Kelvin

Download Secure Data

August 19, 2016 | 3 Minute Read

In the previous post, I have introduce how to auto login to the HSBC website using python. But my final purpose is to download the eStatements of my credit card and saving accounts monthly. So in the post I’ll introduce the steps to auto download the eStatements.

The first step is to find out the route to the page where the eStatements could be viewed.

It can be easily found that eStatements view page could be accessed under “Card” tab –> eStatements and service link. Therefore, after login to the online banking account. To implement the mentioned steps, it could be done by the following codes.

    # route to Card tab page
   driver.get("https://www1.personal.ebanking.hsbc.com.hk/1/3/cards?__cmd-All_MenuRefresh=")

   # click e-Statement hyperlink
   link = driver.find_element_by_xpath("//a[@href='https://www1.personal.ebanking.hsbc.com.hk/1/3/my-hsbc/estatement?cmd-ECorrespDummyPortlet_in=&designateType=Card']")
   link.click()

Next, we have to find out the source download address of these pdf files so that we can save it to the local file. After several trials, I found that there is no easy way to get the source address. The address is embedded in new open window which is triggered by some javascript codes and will be changed each time. So my solution is to open the pdf file and then grep the source address in the page source by the following codes:

# switch to new open window
   new_win = driver.window_handles[1]
   driver.switch_to.window(new_win)

   # print(driver.page_source)
   pdf_file = driver.find_element_by_tag_name("iframe")
   path = pdf_file.get_attribute("src")

However, even though we can get the source address it does not mean that we can call some selenium api so that it will download the file for us. Because Selenium doest not support the download feature. Therefore, I switch to another open lib for help i.e., request.

what is Request?

Requests is an elegant and simple HTTP library for Python, built for human beings. You are currently looking at the documentation of the development release.

You can find more tutorial and introductions in Request.

We can get the e-Statements source content by using request get method and then write it to the local file by triggering file write method. But there is still one problem, that is we have to obtain the secure session so that we can proceed the download action. This would be done by injecting the cookies data retrieved via Selenium’s get_cookie() to the request session. The following codes show you how to do it.

    headers = {
        "User-Agent":
            "Mozilla/5.0 (Windows NT 6.3; WOW64) AppleWebKit/537.36 (KHTML, like Gecko) Chrome/44.0.2403.157 Safari/537.36"
    }
    s= requests.session()
    s.headers.update(headers)

    cookies = driver.get_cookies()
    for cookie in driver.get_cookies():
        # c = {cookie['name']: cookie['value']}
        s.cookies.set(cookie['name'], cookie['value'])
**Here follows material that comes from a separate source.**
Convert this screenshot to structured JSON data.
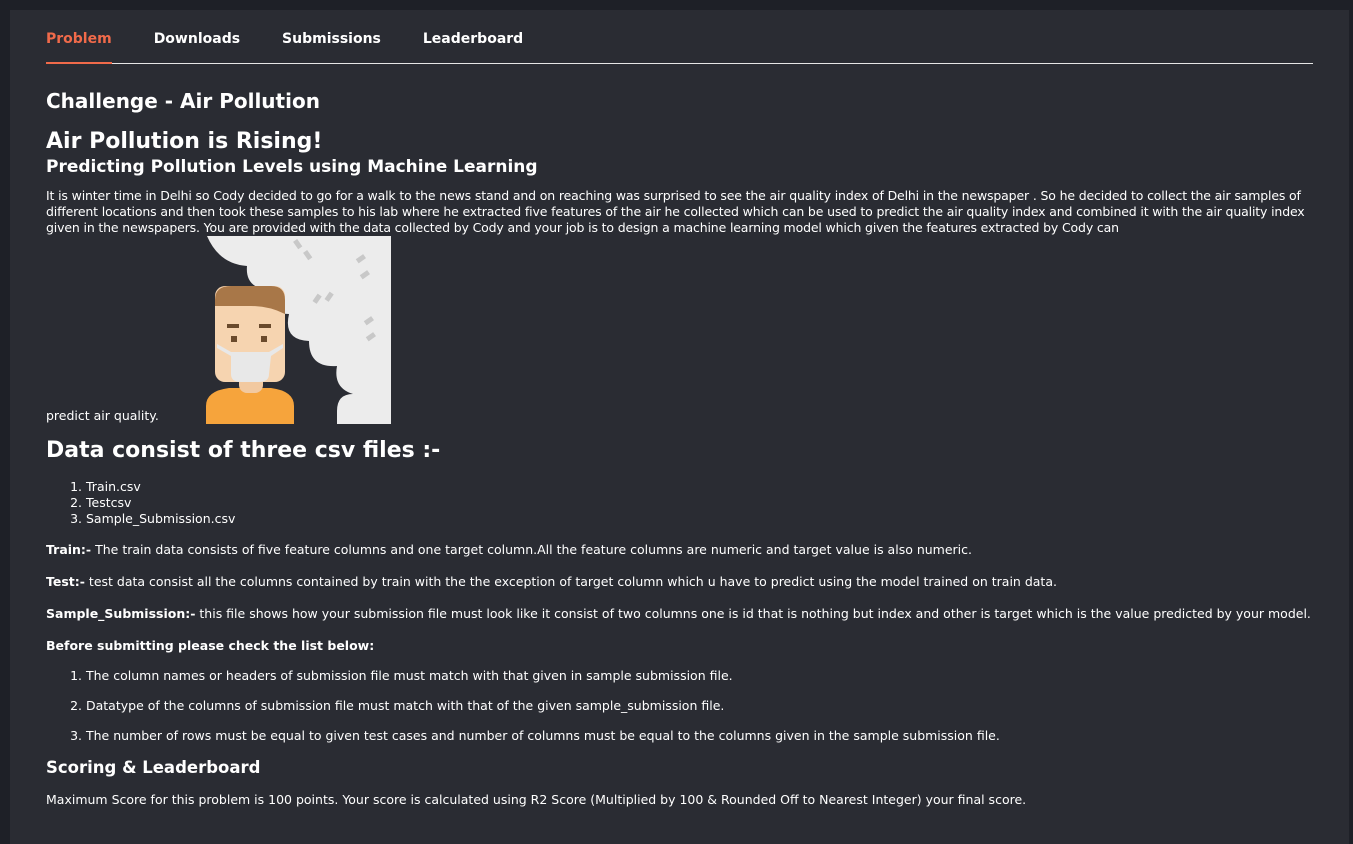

    local_filename = "/Users/kelvinleung/Downloads/Test/Test_Args/" + filename + ".pdf"
    r = s.get(path)
    open(local_filename, 'wb').write(r.content)

By the way, it’s better to use a fake header to cheat the HSBC server as it may discard the request without header information to prevent attack.

So far, we can be able to auto login to the website and download the statement files.